Sekertaris RSUD Kolonodale Saria S. Kep. Ns yang merupakan pegawai dengan kinerja baik selama ini, di non job oleh Bupati. Menariknya, Sekertaris RSUD Kolonodale ini adalah istri salah satu anggota DPRD Morut yang merupakan lawan politik saat Pilkada. Hal ini tidak serta merta bisa kita kaitkan, jika memang alasan non job ini untuk memperbaiki pelayanan.

Salah satu pegawai di RSUD Kolonodale yang enggan di publis menyatakan, kinerja sekertaris RSUD Kolonodale sangat baik,

“Ibu sekertaris beliau kerjanya sangat baik, pokoknya murni bekerjaadany tidak Ada motivasi lain,” ungkap sumber terpercaya kami.

Mirisnya, sekertaris RSUD Kolonodale yang bergelar Sarjana Keperawatan ini, di gantikan oleh pegawai D3.

Sebagian orang menganggap persoalan non job sebagai hal yang lumrah, namun sebagian pihak berpandangan sebagai kebijakan yang salah. Non job bagi aparatur sipil yang berkinerja baik tanpa sebab merupakan perbuatan sewenang-wenang pemerintah.

Satu sisi Pejabat berwenang menganggap rolling sebagai bentuk penyegaran, namun menjadi masalah bilamana kebijakan rolling mengandung Keputusan Non Job tanpa melalui prosedur yang sah. Seorang PNS dapat diputuskan non job dengan syarat apabila PNS tersebut mengundurkan diri dari jabatannya, mencapai batas usia pensiun, diberhentikan dari PNS, diangkat dalam jabatan struktural lainnya, cuti diluar tanggungan negara, tugas belajar lebih dari enam bulan, adanya perampingan struktur/organisasi satuan kerja, dan tidak sehat jasmani dan rohani.

Di RSUD Kolonodale Ada 4 orang pegawai yang di non job oleh Bupati Morut. Sementara hal yang sama terjadi juga di Dinas Kesehatan. Contohnya Salah satu kepala Bidang di Dinas Kesehatan Vita Anggraeni di pindahkan sebagai kepala bidang penunjang medik di RSUD Kolonodale. Posisi kepala bidang di Dinas Kesehatan tentu jauh lebih cemerlang dalam peningkatan Karir di banding dengan kepala bidang di RSUD Kolonodale.

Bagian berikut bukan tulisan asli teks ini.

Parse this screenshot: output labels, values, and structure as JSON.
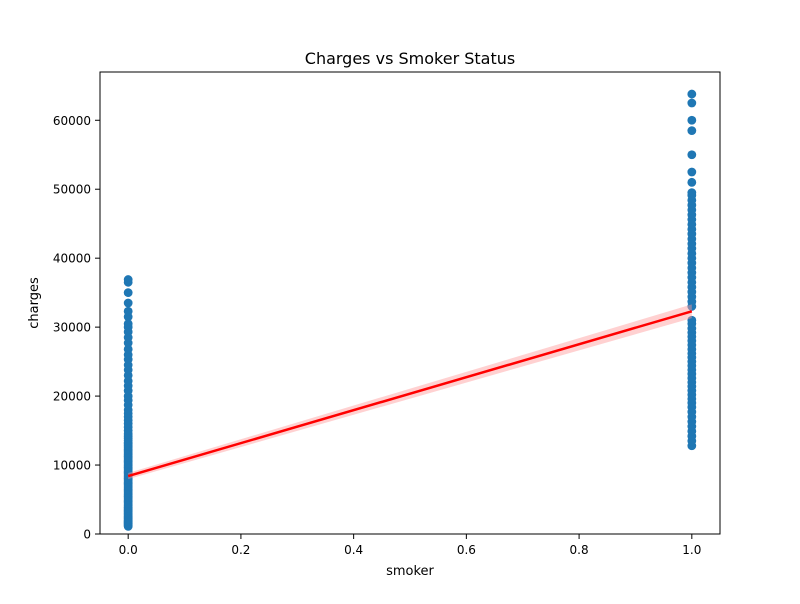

Bahkan penempatan sekertaris Dinas harusnya memperhatikan golongan. Sekertaris Dinas dengan golongan IV b di pimpin oleh Kepala Dinas dengan golongan IV a, tentu akan mempengaruhi koordinasi.
Aturan baku untuk menduduki eselon 2, minimal 2 tahun dalam jabatan eselon III.a minimal 2 dinas dalam jabatan yang sama. Serta telah mengikuti Diklat teknis penjejangan (PIM) III terlihat “terabaikan” dalam pergeseran pejabat yang dilakukan.

Jika Pegawai Negeri Sipil (PNS) ingin menduduki jabatan struktural baik eselon IV, III, II dan eselon I harus mengikuti pendidikan dulu di Badan Pendidikan dan Pelatihan. Kalau kebijakan itu dibalik dengan menduduki jabatan dulu baru mengikuti pendidikan jadinya akan rancu.

Bahkan pergeseran pejabat yang dilakukan tanggal 1 Maret 2022 mendapat kritikan dari Koordinator NCW Sulteng Anwar Hakim.

Kepada media ini, Anwar Hakim mengkritik keras pelantikan yang dilakukan Bupati Morut karena tidak melibatkan ratusan ASN yang dibatalkan SKNYA dan telah menang di PTUN Palu belum lama ini.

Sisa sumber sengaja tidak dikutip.